O TCU e sua multidisciplinariedade

JOTA.Info 2022-09-14

Recentemente, o Tribunal de Contas da União (TCU) divulgou post nas redes sociais cuja legenda dizia: “Auditoria do TCU aponta falhas em mudança de regra que autoriza a exploração de animais aquáticos”. Seu sítio eletrônico oficial traz as seguintes notícias dos últimos meses: TCU analisa segurança cibernética de instituições federais”; “TCU manifesta total confiança nas instituições eleitorais e no sistema de votação do país”; “TCU vai avaliar mecanismos de prevenção e combate ao assédio existentes na Caixa Econômica Federal” “TCU verifica alto risco à privacidade de dados pessoais coletados pelo governo”; “TCU recomenda a exigência de vacinação de estrangeiros em visita ao Brasil”. 

As matérias revelam uma corte multidisciplinar e com atuação em franca expansão. Caso não nominassem o TCU, seria difícil até imaginar estarem a tratar de uma corte de contas.  

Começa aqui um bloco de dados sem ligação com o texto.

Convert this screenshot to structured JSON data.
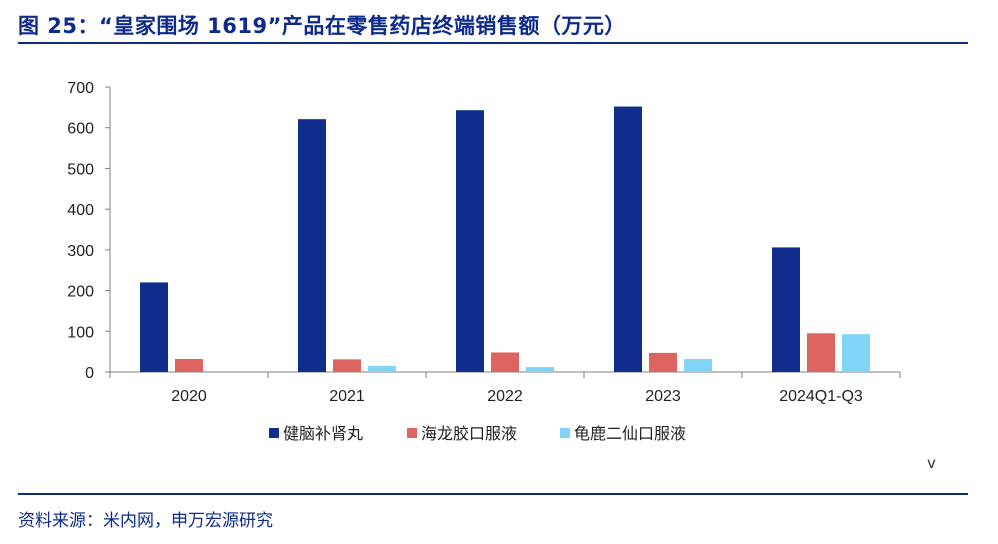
{
  "figure": {
    "title": "图 25：“皇家围场 1619”产品在零售药店终端销售额（万元）",
    "source": "资料来源：米内网，申万宏源研究",
    "stray_mark": "v"
  },
  "colors": {
    "accent": "#0e2a8a",
    "series": [
      "#0f2e8c",
      "#de6461",
      "#82d4f6"
    ]
  },
  "chart_data": {
    "type": "bar",
    "title": "",
    "xlabel": "",
    "ylabel": "",
    "categories": [
      "2020",
      "2021",
      "2022",
      "2023",
      "2024Q1-Q3"
    ],
    "series": [
      {
        "name": "健脑补肾丸",
        "values": [
          220,
          621,
          643,
          652,
          306
        ]
      },
      {
        "name": "海龙胶口服液",
        "values": [
          32,
          31,
          48,
          47,
          95
        ]
      },
      {
        "name": "龟鹿二仙口服液",
        "values": [
          0,
          15,
          12,
          32,
          93
        ]
      }
    ],
    "ylim": [
      0,
      700
    ],
    "yticks": [
      0,
      100,
      200,
      300,
      400,
      500,
      600,
      700
    ],
    "grid": false,
    "legend": "bottom"
  }
}
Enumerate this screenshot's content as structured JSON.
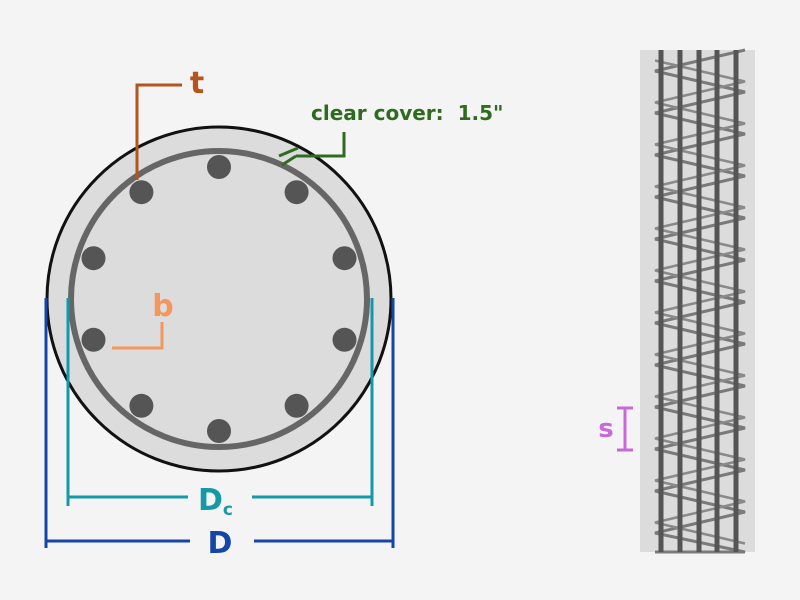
{
  "labels": {
    "t": "t",
    "clear_cover": "clear cover:  1.5\"",
    "b": "b",
    "dc_main": "D",
    "dc_sub": "c",
    "d": "D",
    "s": "s"
  },
  "colors": {
    "background": "#f4f4f4",
    "concrete": "#dcdcdc",
    "outline": "#111111",
    "steel": "#666666",
    "tie_label": "#b5541c",
    "cover_label": "#2f6b1f",
    "bar_label": "#f5965c",
    "core_dimension": "#1599a8",
    "overall_dimension": "#1446a8",
    "spacing_label": "#c86ad6"
  },
  "section": {
    "longitudinal_bar_count": 10
  }
}
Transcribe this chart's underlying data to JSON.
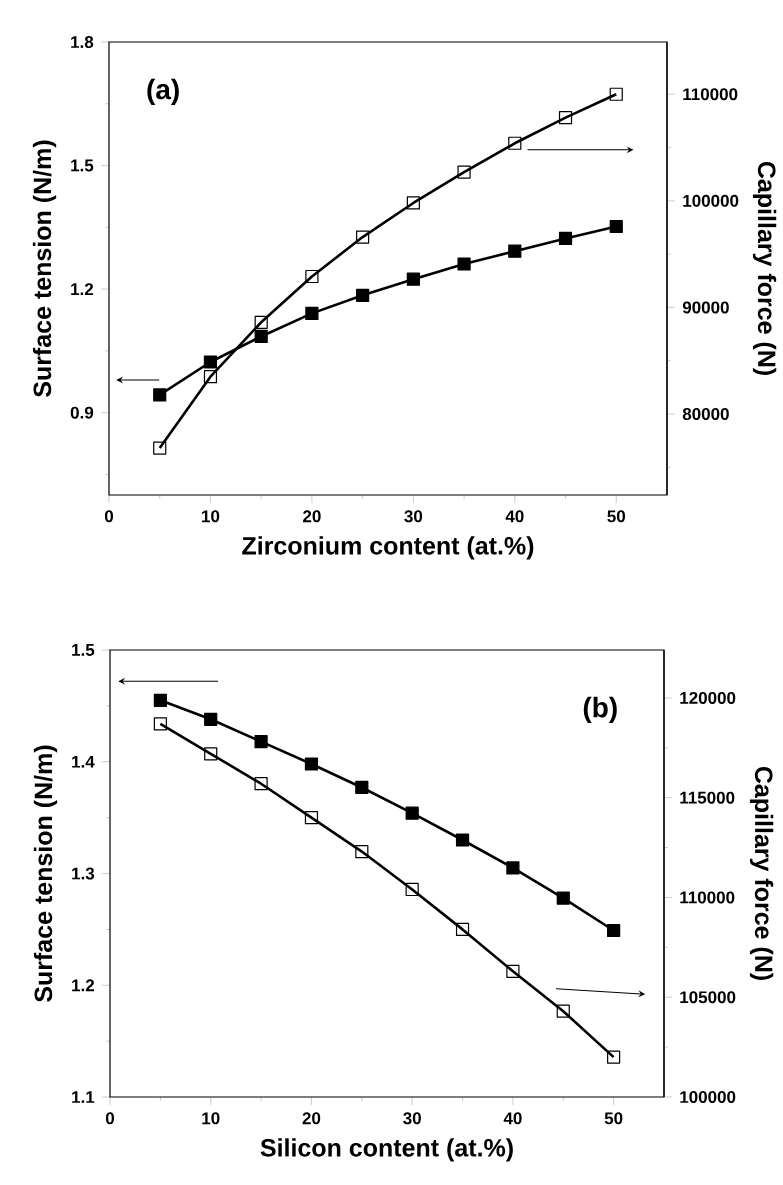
{
  "chart_data": [
    {
      "type": "line",
      "xlabel": "Zirconium content (at.%)",
      "ylabel": "Surface tension (N/m)",
      "y2label": "Capillary force (N)",
      "annotations": [
        "(a)"
      ],
      "marker": "square",
      "x": [
        5,
        10,
        15,
        20,
        25,
        30,
        35,
        40,
        45,
        50
      ],
      "xlim": [
        0,
        55
      ],
      "xticks": [
        0,
        {
          "value": 5,
          "label": null
        },
        10,
        {
          "value": 15,
          "label": null
        },
        20,
        {
          "value": 25,
          "label": null
        },
        30,
        {
          "value": 35,
          "label": null
        },
        40,
        {
          "value": 45,
          "label": null
        },
        50
      ],
      "ylim": [
        0.7,
        1.8
      ],
      "yticks": [
        {
          "value": 0.75,
          "label": null
        },
        0.9,
        {
          "value": 1.05,
          "label": null
        },
        1.2,
        {
          "value": 1.35,
          "label": null
        },
        1.5,
        {
          "value": 1.65,
          "label": null
        },
        1.8
      ],
      "y2lim": [
        72400,
        114900
      ],
      "y2ticks": [
        {
          "value": 75000,
          "label": null
        },
        80000,
        {
          "value": 85000,
          "label": null
        },
        90000,
        {
          "value": 95000,
          "label": null
        },
        100000,
        {
          "value": 105000,
          "label": null
        },
        110000
      ],
      "series": [
        {
          "color": "#000000",
          "values": [
            0.943,
            1.023,
            1.085,
            1.141,
            1.185,
            1.224,
            1.261,
            1.292,
            1.323,
            1.352
          ]
        },
        {
          "color": "#000000",
          "axis": "y2",
          "values": [
            76800,
            83500,
            88600,
            92900,
            96600,
            99800,
            102700,
            105400,
            107800,
            110000
          ]
        }
      ]
    },
    {
      "type": "line",
      "xlabel": "Silicon content (at.%)",
      "ylabel": "Surface tension (N/m)",
      "y2label": "Capillary force (N)",
      "annotations": [
        "(b)"
      ],
      "marker": "square",
      "x": [
        5,
        10,
        15,
        20,
        25,
        30,
        35,
        40,
        45,
        50
      ],
      "xlim": [
        0,
        55
      ],
      "xticks": [
        0,
        {
          "value": 5,
          "label": null
        },
        10,
        {
          "value": 15,
          "label": null
        },
        20,
        {
          "value": 25,
          "label": null
        },
        30,
        {
          "value": 35,
          "label": null
        },
        40,
        {
          "value": 45,
          "label": null
        },
        50
      ],
      "ylim": [
        1.1,
        1.5
      ],
      "yticks": [
        1.1,
        {
          "value": 1.15,
          "label": null
        },
        1.2,
        {
          "value": 1.25,
          "label": null
        },
        1.3,
        {
          "value": 1.35,
          "label": null
        },
        1.4,
        {
          "value": 1.45,
          "label": null
        },
        1.5
      ],
      "y2lim": [
        100000,
        122400
      ],
      "y2ticks": [
        100000,
        {
          "value": 102500,
          "label": null
        },
        105000,
        {
          "value": 107500,
          "label": null
        },
        110000,
        {
          "value": 112500,
          "label": null
        },
        115000,
        {
          "value": 117500,
          "label": null
        },
        120000
      ],
      "series": [
        {
          "color": "#000000",
          "values": [
            1.455,
            1.438,
            1.418,
            1.398,
            1.377,
            1.354,
            1.33,
            1.305,
            1.278,
            1.249
          ]
        },
        {
          "color": "#000000",
          "axis": "y2",
          "values": [
            118700,
            117200,
            115700,
            114000,
            112300,
            110400,
            108400,
            106300,
            104300,
            102000
          ]
        }
      ]
    }
  ]
}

O fato merece reflexões.   

A primeira diz respeito à conformidade da atuação contemporânea do TCU com o rol de suas competências definidas no art. 71 da Constituição Federal. Percebam que as iniciativas do TCU noticiadas não se restringem ao exame da forma como os órgãos da administração operam ou funcionam ao agir em relação a cada uma daquelas temáticas; elas abrangem a avaliação da ação em si e a expedição de recomendações relacionadas a objetos claramente estranhos à sua competência constitucional.  

Além das ressalvas de ordem jurídica, não se pode deixar de questionar a viabilidade de um único órgão examinar temas tão diversos. Nessa perspectiva, duas perguntas se colocam: 1) o TCU estaria apto a analisar assuntos como segurança cibernética, sistemas de votação, prevenção ao assédio, segurança sanitária?; 2) dotar o controlador das expertises imprescindíveis para que se posicione sobre todos aqueles temas seria alternativa eficaz e econômica em prol do correto exercício da função administrativa?  

Mesmo sem responder às referidas questões, fato é que o TCU vem se debruçando sobre ampla lista de assuntos, e ainda o faz sob a forma de instância revisora. Aqui pode residir um outro problema: a atuação na qualidade de instância revisora carrega a presunção de que seria mais capacitado que os órgãos fiscalizados nas respectivas matérias, ideia que parece (retro)alimentar a hipertrofia de sua atuação.  

O TCU foi concebido para atuar como auxiliar do Poder Legislativo no exercício do controle externo. Ainda que possa haver discussões sobre seu papel e se teria competência para, por exemplo, interferir na regulação administrativa e atuar ex-ante da ação da administração pública, não parece razoável cogitar que o TCU poderia recomendar a exigência de vacinação, avaliar mecanismos de prevenção ao assédio moral e regras para a exploração de animais aquáticos. As notícias revelam estar em tempo de resgatar sua identidade.